19.09.2023 • 14:20 Uhr / 4 Minuten Lesezeit
ARMENIA-AZERBAIJAN-KARABAKH-CONFLICT
ARMENIA-AZERBAIJAN-KARABAKH-CONFLICT APA/AFP/KAREN MINASYAN

In Stepanakert waren Explosionen zu hören.

Aserbaidschan hat nach eigenen Angaben am Dienstag mit “Anti-Terroreinsätzen” in der Region Berg-Karabach begonnen. Die Einsätze richteten sich gegen armenische Kräfte, teilte das Verteidigungsministerium in Baku mit. In Stepanakert, der Hauptstadt der zwischen beiden Ländern seit Jahrzehnten umstrittenen Region, waren nach Angaben eines AFP-Reporters Explosionen zu hören. Die in Armenien ansässige Vertretung Berg-Karabachs sprach von einer “groß angelegte Militäroffensive”.

“Intensiver Beschuss”

Mehrere Städte Berg-Karabachs seien nach Angaben örtlicher Behördenvertreter von Aserbaidschan angegriffen worden. “Im Moment stehen die Hauptstadt Stepanakert und andere Städte und Dörfer unter intensivem Beschuss”, so die Vertretung auf Facebook.

Zuvor waren aserbaidschanischen Angaben zufolge sechs Menschen bei Minenexplosionen getötet worden. Aserbaidschanische Sicherheitskräfte hatten mitgeteilt, zwei Zivilisten seien auf einer Straße in Richtung der Stadt Schuscha im aserbaidschanisch kontrollierten Teil Berg-Karabachs durch eine von armenischen “Sabotagegruppen” gelegte Mine getötet worden.
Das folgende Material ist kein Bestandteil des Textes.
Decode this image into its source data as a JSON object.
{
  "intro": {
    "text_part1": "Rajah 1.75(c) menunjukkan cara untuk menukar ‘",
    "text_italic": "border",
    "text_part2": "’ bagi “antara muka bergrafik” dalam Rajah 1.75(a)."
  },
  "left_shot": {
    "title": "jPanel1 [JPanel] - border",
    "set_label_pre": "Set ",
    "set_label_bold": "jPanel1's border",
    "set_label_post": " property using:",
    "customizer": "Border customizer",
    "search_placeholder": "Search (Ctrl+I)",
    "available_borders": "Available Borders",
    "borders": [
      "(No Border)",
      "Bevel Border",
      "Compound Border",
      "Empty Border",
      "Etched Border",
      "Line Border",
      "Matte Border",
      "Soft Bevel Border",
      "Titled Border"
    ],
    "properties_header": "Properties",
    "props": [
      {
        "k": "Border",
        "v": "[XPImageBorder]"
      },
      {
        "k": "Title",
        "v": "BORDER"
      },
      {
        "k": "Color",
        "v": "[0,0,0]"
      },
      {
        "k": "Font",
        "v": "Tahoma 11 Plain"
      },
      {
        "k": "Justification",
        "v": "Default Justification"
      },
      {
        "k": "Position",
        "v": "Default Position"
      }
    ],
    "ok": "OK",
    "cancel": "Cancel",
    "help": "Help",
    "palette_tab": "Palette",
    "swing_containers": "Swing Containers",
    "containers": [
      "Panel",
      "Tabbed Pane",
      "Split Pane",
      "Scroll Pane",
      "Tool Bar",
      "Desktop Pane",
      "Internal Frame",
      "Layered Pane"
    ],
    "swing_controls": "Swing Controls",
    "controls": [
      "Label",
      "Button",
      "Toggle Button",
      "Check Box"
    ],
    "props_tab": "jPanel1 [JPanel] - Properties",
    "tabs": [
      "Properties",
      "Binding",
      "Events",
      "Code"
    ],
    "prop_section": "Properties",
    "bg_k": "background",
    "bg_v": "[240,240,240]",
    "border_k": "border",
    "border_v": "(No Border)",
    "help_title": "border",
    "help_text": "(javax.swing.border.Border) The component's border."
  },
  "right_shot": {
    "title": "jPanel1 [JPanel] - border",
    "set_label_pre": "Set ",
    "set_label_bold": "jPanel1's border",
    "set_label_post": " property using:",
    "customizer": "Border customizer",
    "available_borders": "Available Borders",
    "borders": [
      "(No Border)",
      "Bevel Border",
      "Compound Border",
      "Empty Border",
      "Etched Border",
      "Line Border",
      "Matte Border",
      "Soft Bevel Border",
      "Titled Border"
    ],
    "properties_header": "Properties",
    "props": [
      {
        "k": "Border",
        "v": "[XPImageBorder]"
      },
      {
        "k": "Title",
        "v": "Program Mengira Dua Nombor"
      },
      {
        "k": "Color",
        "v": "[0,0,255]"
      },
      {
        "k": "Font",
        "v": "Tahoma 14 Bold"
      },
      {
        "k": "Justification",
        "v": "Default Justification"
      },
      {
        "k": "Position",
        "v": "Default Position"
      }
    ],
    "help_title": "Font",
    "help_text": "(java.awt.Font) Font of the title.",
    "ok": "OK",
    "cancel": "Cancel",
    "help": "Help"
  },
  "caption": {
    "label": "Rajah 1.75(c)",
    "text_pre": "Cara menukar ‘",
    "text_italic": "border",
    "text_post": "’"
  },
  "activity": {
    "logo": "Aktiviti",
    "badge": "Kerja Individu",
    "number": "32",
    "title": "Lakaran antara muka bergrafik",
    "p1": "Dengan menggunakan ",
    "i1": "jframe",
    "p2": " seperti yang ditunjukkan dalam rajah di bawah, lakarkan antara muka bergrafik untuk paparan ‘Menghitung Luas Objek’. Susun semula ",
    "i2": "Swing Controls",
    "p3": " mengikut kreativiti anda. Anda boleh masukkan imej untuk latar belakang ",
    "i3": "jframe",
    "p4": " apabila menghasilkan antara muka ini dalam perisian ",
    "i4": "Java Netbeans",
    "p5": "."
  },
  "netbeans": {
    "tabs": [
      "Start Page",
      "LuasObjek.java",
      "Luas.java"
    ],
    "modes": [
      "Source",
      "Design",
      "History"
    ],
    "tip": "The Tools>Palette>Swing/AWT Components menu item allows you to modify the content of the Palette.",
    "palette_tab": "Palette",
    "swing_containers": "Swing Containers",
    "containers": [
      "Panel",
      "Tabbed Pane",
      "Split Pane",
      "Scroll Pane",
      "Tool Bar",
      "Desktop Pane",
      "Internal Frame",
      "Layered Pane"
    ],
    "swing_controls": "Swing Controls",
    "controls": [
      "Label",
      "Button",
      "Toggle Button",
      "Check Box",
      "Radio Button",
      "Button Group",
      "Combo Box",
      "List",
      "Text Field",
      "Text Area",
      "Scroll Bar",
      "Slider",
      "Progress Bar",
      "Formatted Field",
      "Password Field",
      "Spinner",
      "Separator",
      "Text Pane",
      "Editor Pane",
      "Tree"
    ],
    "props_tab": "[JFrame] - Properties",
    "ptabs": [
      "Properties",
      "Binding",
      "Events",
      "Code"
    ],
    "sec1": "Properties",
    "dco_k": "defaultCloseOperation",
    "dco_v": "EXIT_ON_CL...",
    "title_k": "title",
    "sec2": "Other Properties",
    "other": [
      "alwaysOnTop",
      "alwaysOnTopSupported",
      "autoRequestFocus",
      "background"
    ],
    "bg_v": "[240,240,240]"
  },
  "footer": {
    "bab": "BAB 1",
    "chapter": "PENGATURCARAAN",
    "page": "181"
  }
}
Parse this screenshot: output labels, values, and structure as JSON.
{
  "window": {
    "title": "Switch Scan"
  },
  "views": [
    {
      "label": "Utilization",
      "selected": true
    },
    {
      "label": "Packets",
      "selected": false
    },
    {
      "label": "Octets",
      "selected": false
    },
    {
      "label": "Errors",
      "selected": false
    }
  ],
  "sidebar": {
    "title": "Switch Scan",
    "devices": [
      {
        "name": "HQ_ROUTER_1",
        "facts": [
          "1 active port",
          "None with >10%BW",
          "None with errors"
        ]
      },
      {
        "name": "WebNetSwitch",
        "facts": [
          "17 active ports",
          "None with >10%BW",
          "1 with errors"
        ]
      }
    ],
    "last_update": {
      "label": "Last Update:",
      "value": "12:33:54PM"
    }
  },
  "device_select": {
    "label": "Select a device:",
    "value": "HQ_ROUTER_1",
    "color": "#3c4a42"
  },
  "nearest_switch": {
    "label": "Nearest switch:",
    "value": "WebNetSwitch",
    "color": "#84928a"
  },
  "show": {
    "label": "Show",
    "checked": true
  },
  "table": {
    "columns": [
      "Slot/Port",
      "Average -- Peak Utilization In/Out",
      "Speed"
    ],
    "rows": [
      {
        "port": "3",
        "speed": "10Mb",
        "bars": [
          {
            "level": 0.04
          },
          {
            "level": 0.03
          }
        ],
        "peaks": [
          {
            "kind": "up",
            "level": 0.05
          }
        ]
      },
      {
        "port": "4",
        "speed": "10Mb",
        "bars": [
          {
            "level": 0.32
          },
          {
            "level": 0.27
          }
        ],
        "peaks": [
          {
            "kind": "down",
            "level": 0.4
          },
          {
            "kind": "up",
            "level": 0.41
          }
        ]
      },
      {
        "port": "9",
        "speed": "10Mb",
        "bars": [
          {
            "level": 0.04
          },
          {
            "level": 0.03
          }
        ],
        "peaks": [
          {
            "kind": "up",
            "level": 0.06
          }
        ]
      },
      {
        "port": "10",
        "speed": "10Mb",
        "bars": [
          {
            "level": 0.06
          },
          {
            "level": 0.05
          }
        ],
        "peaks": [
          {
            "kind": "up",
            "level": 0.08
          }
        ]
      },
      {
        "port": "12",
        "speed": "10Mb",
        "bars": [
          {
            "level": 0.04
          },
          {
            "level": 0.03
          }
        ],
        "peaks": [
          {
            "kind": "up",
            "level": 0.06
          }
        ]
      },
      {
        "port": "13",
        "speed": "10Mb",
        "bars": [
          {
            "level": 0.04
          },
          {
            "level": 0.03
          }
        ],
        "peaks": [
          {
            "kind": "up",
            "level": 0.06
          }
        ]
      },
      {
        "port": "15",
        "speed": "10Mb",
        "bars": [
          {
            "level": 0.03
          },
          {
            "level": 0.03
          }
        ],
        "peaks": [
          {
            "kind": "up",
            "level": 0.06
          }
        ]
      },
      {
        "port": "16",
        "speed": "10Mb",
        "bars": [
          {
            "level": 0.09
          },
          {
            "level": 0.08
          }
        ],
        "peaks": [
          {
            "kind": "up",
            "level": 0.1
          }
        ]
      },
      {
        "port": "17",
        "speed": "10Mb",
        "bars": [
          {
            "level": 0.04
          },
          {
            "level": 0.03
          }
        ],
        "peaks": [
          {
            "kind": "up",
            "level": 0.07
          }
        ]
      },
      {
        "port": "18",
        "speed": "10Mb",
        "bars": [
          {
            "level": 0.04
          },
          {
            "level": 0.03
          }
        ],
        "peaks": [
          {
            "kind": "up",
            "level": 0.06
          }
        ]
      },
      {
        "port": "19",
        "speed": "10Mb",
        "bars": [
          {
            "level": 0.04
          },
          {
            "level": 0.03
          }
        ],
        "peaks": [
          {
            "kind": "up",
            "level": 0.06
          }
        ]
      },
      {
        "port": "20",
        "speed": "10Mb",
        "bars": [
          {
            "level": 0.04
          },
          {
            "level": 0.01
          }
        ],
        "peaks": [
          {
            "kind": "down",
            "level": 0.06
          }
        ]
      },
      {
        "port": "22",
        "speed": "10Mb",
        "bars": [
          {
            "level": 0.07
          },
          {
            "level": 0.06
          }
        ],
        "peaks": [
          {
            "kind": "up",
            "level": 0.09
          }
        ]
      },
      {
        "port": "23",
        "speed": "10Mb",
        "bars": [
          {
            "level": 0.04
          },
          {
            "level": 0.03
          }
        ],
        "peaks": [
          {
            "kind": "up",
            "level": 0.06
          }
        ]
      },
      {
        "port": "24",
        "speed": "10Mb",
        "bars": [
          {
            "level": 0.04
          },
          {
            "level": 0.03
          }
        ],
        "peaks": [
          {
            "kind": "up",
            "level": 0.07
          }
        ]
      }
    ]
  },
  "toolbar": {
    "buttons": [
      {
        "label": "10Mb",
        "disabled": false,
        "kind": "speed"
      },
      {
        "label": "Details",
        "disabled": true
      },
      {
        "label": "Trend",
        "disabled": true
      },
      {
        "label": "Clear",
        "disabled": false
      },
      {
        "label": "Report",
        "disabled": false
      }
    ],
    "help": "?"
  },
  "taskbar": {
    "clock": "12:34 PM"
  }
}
Vier Polizisten wurden demnach später auf dem Weg zum Explosionsort bei einer weiteren Minenexplosion getötet.

Nach eigenen Angaben hat Baku Russland und die Türkei, die Schutztruppen bzw. Beobachter in der Konfliktregion stellen, über den “Anti-Terror-Einsatz” informiert. Es handle sich um eine “Anti-Terror-Operation lokalen Charakters zur Wiederherstellung der verfassungsmäßigen Ordnung” in der Region. Man wolle den nach dem letzten Berg-Karabach-Krieg 2020 im Waffenstillstand festgeschriebenen Rückzug armenischer Truppen aus dem Gebiet durchzusetzen. Es werde nur auf militärische Ziele geschossen, behauptete das aserbaidschanische Verteidigungsministerium. Den Angaben aus Baku zufolge wurden zuvor zunächst eigene Stellungen von armenischer Artillerie angegriffen und mehrere Soldaten verletzt.

Humanitäre Korridore

Nach weiteren Angaben des aserbaidschanischen Verteidigungsministeriums wurden humanitäre Korridore eingerichtet, damit Zivilisten die umkämpften Gebiete verlassen könnten. Das aserbaidschanische Außenministerium teilte mit, der einzige Weg, um Frieden herzustellen, sei der komplette Abzug armenischer Kräfte aus Berg-Karabach. Das “Separatistenregime” in Berg-Karabach müsse aufgelöst werden. Das armenische Verteidigungsministerium erklärte, man habe keine Kräfte in Berg-Karabach.

Armenien hatte sich zuletzt wegen des großen Aufmarsches aserbaidschanischer Truppen an seinen Grenzen besorgt gezeigt. Auf der anderen Seite in Aserbaidschan nannte das Außenministerium in Baku wiederum die Konzentration armenischer Truppen an der Grenze die größte Bedrohung für die Stabilität der Region.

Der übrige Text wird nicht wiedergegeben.